On February 2019, Pubmed/MEDLINE, EMBASE, WoS, and the Cochrane Library were searched for articles published from January 1, 2007. All studies published in English describing RFNA outcomes in AUS/FLUS nodules were included. PRISMA and MOOSE guidelines were followed. Five investigators independently assessed the eligibility of the studies. Two investigators extracted summary data and assessed the risk of bias. Data were pooled using a random-effects model. The rate of malignancy was calculated on resected nodules only (upper limit of true value); and considering all unresected nodules were benign (lower limit of true value). The protocol was registered in PROSPERO (CRD42019123114).

Results

Of 2937 retrieved studies, 27 were eligible. The meta-analysis was conducted on summary data of 3932 AUS/FLUS thyroid nodules with RFNA. RFNA cytology would reclassify into categories I through VI of Bethesda: 4% (3%, 5%), 48% (43%, 54%), 26% (20%, 32%), 4% (3%, 6%), 5% (3%, 6%), and 2% (1%, 2%) of AUS/FLUS nodules.
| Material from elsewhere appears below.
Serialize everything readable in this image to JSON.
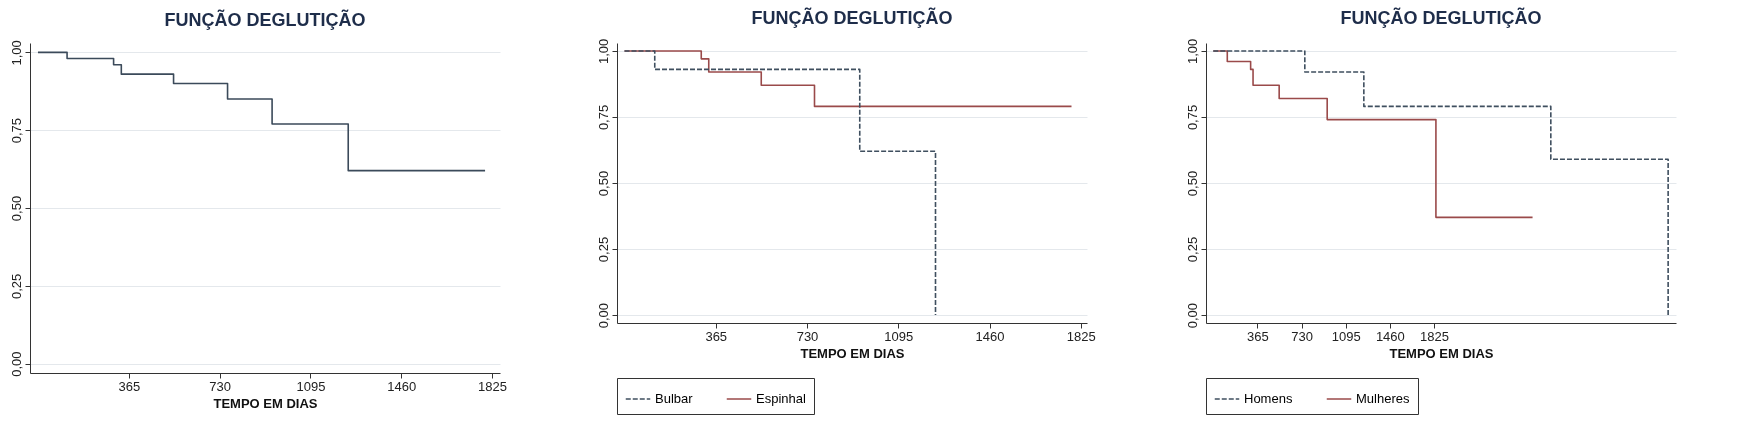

Malignancy rates of resected nodules were 24% (9%, 38%), 4% (1%, 7%), 40% (28%, 52%), 37% (27%, 47%), 79% (69%, 90%), and 99% (95%, 100%) for categories I through VI of Bethesda. There was high heterogeneity in these data.

Conclusions

RFNA reclassified two-thirds of the AUS/FLUS specimens into a more definitive cytological category, with a benign call rate of nearly 50% and a negative predictive value greater than 96%.